The Adelaide tattoo scene has made a known presence for itself within Australia, with many conventions and tattoo shows such as The Australian Tattoo and Body Art Expo and The Adelaide Tattoo Convention coming through increasingly in recent years. ‘Internationally Adelaide is really progressive, and there seems to be a good culture among artists ourselves- where we can communicate ideas and have conversations about tattoo,’ Suartika says of the Adelaide tattoo community ‘I think this is a crucial part to any progression and evolution within the tattooing world.’ Like any growing industry, the Adelaide tattoo market has also changed a lot in recent years and Suartika suggests that it is all about finding new ways to adapt to modern times and fit the needs of customers. ‘Adelaide is definitely getting there,’ he says, ‘you have studios like House of Daggers and XO L’Avant that are having a new approach to how the system is set up and how we communicate with clients, as opposed to the old school walk-in system – which is also not a negative thing either. Just something different.’


While Adelaide can be seen as his launch pad and home in the tattoo industry, his work has also taken Suartika abroad. When he isn’t tattooing an Adelaidian, he can be found inking people all over the world. ‘So far I’ve done Melbourne, London, Berlin, Milan and Paris,’ he says, ‘and in November I will be going to New Zealand for a guest spot in Auckland and a convention in New Plymouth. I also plan to go to America within the next year or so and also back to Berlin and Paris.’ Suartika uses these opportunities to gain more experiences and inspiration for his work and find this in a vast range of mediums. ‘Recently I’ve been exposed to the world of contemporary ballet,’ he says of his travel inspiration, ‘and also in Berlin I went to see some theatre, which was eye opening, especially being all in German.’

Having gained so many experiences through travel and working in different parts of the world Suartika says that being able to experience new countries through work is one of the perks of the job. ‘Being able to tattoo in a new city exposes you to the culture on a different level as it would just being a tourist. You get to function as a person in that particular society.’ He also credits the people that he has met through tattooing as both an influence and a reason for his love of being a tattoo artist. ‘I’ve also made a lot of great friends through tattooing, either tattooing alongside them or tattooing them.’ When asked what the worst thing about being a tattoo artist is, his reply is simply ‘emails.’ Enough said!
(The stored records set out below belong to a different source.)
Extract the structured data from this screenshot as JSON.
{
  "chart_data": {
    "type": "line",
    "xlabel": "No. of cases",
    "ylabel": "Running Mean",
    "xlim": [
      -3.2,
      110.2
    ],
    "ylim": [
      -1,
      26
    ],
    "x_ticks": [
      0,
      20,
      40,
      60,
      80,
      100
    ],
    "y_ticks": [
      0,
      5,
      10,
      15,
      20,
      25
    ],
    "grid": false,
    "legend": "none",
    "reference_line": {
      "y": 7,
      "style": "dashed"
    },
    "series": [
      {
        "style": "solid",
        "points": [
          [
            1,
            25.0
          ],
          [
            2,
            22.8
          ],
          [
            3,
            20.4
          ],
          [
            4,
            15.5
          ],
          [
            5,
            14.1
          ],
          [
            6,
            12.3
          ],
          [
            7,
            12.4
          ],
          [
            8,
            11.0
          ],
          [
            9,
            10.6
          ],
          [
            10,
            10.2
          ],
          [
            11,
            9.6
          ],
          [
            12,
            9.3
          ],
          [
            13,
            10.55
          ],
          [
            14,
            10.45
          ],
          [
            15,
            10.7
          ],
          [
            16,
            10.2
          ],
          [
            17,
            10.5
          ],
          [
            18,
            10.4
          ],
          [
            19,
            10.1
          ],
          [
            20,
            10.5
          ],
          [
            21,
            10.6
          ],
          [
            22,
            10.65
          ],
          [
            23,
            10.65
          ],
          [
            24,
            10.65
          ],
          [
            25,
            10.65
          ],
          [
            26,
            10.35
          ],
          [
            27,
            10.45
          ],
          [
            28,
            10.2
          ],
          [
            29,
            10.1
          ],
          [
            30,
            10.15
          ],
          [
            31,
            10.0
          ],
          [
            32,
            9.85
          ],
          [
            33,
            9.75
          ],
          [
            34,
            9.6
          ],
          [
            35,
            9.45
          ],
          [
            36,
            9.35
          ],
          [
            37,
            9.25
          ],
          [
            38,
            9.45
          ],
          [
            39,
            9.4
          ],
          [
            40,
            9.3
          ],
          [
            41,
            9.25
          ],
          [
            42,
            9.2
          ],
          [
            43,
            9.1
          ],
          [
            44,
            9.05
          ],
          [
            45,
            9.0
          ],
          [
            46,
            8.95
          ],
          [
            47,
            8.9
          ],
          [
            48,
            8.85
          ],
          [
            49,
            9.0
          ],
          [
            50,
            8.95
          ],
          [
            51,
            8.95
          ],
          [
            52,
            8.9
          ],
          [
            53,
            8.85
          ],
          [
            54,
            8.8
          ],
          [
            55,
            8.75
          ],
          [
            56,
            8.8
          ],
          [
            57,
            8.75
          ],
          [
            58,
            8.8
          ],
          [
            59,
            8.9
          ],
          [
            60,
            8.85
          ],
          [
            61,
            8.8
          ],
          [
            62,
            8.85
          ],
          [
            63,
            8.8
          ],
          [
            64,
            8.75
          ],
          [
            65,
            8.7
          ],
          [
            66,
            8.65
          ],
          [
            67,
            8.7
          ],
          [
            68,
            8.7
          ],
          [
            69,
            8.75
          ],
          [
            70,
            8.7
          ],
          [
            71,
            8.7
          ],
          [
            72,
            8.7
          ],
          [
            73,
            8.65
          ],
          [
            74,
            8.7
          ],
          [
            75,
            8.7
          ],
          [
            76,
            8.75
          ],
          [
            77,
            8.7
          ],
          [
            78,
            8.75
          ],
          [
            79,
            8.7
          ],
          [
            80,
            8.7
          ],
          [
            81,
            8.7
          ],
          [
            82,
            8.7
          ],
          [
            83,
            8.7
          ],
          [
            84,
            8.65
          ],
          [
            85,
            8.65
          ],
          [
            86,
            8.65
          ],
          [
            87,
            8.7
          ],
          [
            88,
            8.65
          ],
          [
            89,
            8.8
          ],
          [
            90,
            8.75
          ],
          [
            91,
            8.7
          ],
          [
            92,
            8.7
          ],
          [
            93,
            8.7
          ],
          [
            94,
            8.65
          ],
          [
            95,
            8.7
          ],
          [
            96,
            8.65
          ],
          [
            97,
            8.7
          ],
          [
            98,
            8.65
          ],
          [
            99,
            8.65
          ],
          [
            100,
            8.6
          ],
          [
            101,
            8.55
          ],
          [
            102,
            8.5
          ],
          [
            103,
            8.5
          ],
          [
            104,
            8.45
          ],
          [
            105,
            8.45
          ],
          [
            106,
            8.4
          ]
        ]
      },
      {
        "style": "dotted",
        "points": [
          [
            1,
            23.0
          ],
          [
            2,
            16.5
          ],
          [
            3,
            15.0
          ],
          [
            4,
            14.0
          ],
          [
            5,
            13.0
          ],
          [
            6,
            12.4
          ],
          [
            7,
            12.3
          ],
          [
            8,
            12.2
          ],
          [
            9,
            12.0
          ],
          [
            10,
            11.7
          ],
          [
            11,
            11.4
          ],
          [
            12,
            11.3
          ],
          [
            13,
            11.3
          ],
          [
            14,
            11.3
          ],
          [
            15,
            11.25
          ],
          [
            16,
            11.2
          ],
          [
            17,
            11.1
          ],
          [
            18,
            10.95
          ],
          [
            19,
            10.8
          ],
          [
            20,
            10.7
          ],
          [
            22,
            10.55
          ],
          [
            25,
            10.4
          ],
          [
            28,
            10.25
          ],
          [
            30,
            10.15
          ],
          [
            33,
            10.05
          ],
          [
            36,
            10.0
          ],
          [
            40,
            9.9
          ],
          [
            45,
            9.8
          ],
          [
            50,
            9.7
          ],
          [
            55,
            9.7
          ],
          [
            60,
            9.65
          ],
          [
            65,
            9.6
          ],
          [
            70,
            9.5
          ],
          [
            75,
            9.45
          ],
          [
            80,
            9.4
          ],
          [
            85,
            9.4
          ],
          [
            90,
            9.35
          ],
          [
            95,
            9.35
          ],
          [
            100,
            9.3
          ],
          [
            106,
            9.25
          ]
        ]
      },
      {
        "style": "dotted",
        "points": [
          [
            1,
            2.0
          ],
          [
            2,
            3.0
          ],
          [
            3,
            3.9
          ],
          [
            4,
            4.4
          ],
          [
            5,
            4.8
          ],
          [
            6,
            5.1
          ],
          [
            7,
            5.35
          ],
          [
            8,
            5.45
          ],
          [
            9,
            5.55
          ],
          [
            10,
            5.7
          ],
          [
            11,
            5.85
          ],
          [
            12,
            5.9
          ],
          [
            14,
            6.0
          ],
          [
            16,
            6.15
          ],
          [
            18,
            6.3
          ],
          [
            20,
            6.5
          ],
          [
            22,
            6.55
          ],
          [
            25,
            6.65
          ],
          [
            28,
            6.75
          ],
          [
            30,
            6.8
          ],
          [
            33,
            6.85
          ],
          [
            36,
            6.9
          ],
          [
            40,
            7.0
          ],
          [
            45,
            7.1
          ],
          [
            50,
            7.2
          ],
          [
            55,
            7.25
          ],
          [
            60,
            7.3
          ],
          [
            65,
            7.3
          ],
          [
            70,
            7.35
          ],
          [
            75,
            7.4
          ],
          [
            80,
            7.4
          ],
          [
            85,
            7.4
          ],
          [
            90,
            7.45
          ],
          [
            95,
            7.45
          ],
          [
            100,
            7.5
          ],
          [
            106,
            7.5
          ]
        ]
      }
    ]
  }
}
Through his tattoo work and expression, the amount of passion and drive behind the Jayaism designs is obvious. With a bold sense of artistic integrity and a genuine eye for that specific Jayaism ‘look,’ it goes without saying that Jaya Suartika is already on his destined journey, which will surely continue to take him from the comforts of Adelaide to the far corners of the earth. ‘I get lost in tattooing,’ he says of his craft, ‘I love the history of it and I love the possibilities of it. I like experimenting and always trying new things.’ While Adelaide has become a strong base for him in terms of tattoo community, networking and industry, Suartika has big plans for his tattooing and is excited to see where else it takes him. He says he hopes to travel more, meet new friends and continue to work on new ideas. ‘I am really trying to do more progressive stuff on a world level,’ he says, ‘I also have some ideas that I will be working on for the Adelaide art culture in the near future.’